Мама улыбнулась, провела рукой по моей голове.
— Как же это я не верю? Верю. Я не просто верю, я знаю, что папа вернётся и будет с нами шишковать и работать. И сидеть за столом, и вот так лежать и разговаривать… Как увидит папа кандауровское болото, так и начнёт хлопотать об осушении. Папа наш очень не любит болота, у него и специальность такая — с болотами воевать.
— Нет уж, нет, — сказал я. — Мы ему не дадим болото осушать.
— Кто это: мы?
— Мы — ребятишки. На болоте интересно.
— Ну, про это вы с папой поговорите, мне всё равно.
Я укладывался спать с каким-то лёгким, радостным чувством и с крепкой верой в светлый завтрашний день.

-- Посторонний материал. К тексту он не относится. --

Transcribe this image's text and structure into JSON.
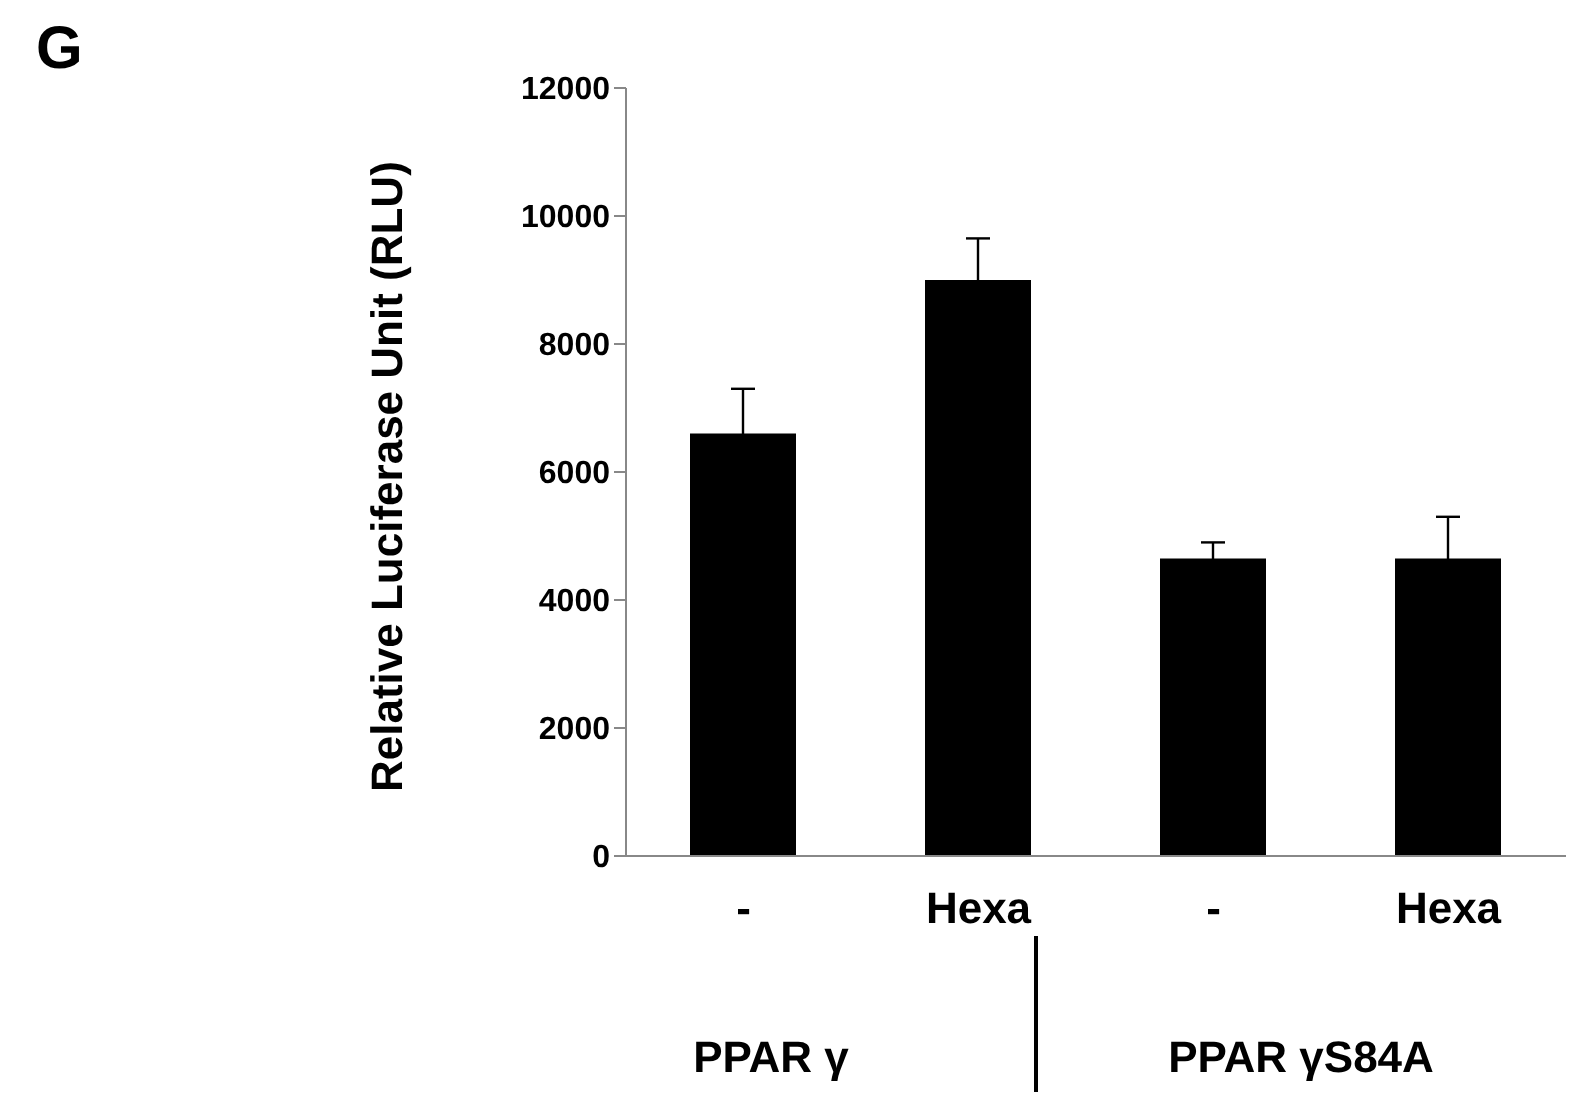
{
  "chart_data": {
    "type": "bar",
    "title": "G",
    "ylabel": "Relative Luciferase Unit  (RLU)",
    "categories": [
      "-",
      "Hexa",
      "-",
      "Hexa"
    ],
    "values": [
      6600,
      9000,
      4650,
      4650
    ],
    "errors": [
      700,
      650,
      250,
      650
    ],
    "color": "#000000",
    "ylim": [
      0,
      12000
    ],
    "yticks": [
      0,
      2000,
      4000,
      6000,
      8000,
      10000,
      12000
    ],
    "annotations": [
      "PPAR γ",
      "PPAR γS84A"
    ],
    "grid": false,
    "legend": false
  }
}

Утром мы отправились в путь.
Мы втроём вырядились в походную форму: в сапоги, куртки поверх рубах и кепки. Кроме еды, взяли спички и большой кухонный нож. Складень мне и хотелось взять, и в то же время я боялся его потерять. Наконец я решился и опустил его в карман.
— Кольк, знаешь, где идти-то? — спросил Шурка.
— Знаю, не первый раз, — чуть с обидой ответил Колька. — Хаживал.
— Ты не криви губы-то… Да и не один ты, смотри, чтоб не завести куда. А для всякой случайности слушай: значит, от конского кладбища по тропе — на «Тарелку», от «Тарелки» по канаве — на Шугайские острова и обратно… А коли где закрутитесь, так выбирайтесь на Шугайку, а по ней — к слани.
— Да знаю, знаю, чо ты мне вбиваешь? — возмущался Колька.
— Вы тоже не зевайте, — шептал нам Петька. — Не давайте ему вилять. Как свернёт с канавы, вы ему — в ухо.
— Ладно, — пообещал я. — В ухо так в ухо…
Весь этот разговор вёлся, пока мы шли за стадом по деревне. Дальше путь раздвоился. Колька передал ружьё Шурке, Толик сказал Витьке, чтобы он обдумывал каждый шаг, и мы разошлись. Ребятишки с овцами нырнули вниз, в Мокрый лог, а мы направились по малоезженой дороге, вившейся в Клубничном березняке.
Мы шли бодро, радостно, предчувствуя необычайность всего предстоящего. Я нёс котомку с провизией, а Колька мешок из холстины, перевесив его через плечо.
Бугор часто пересекался мелкими ложбинами, заросшими папоротником. Здесь березняк был гуще и выше. Такие сырые травянистые места любят змеи. Порой березняк разрежался, а то и расступался вовсе, образуя солнечные полянки в ромашковых платьях. Начинаясь кустами, березняк далее креп, мужал и где-то вдали превращался, очевидно, в лес.
Прошли ключ, то место, где я пристрелил змею.
— Скоро кладбище, — предупредил Колька. — Я уж чую, пропастиной несёт.
Конское кладбище — это место, обнесённое земляным валом, куда свозилась дохлая скотина. На краю кладбища, словно олицетворяя смерть, стояла высокая белая и совершенно сухая берёза — она не отзывалась ни на весенние позывы жизни, ни на осеннее увядание. Она казалась каменной. Ветер не мог её пошатнуть, а лишь иногда отламывал от неё ветки, бросая на землю, и ветки со звоном разбивались вдребезги.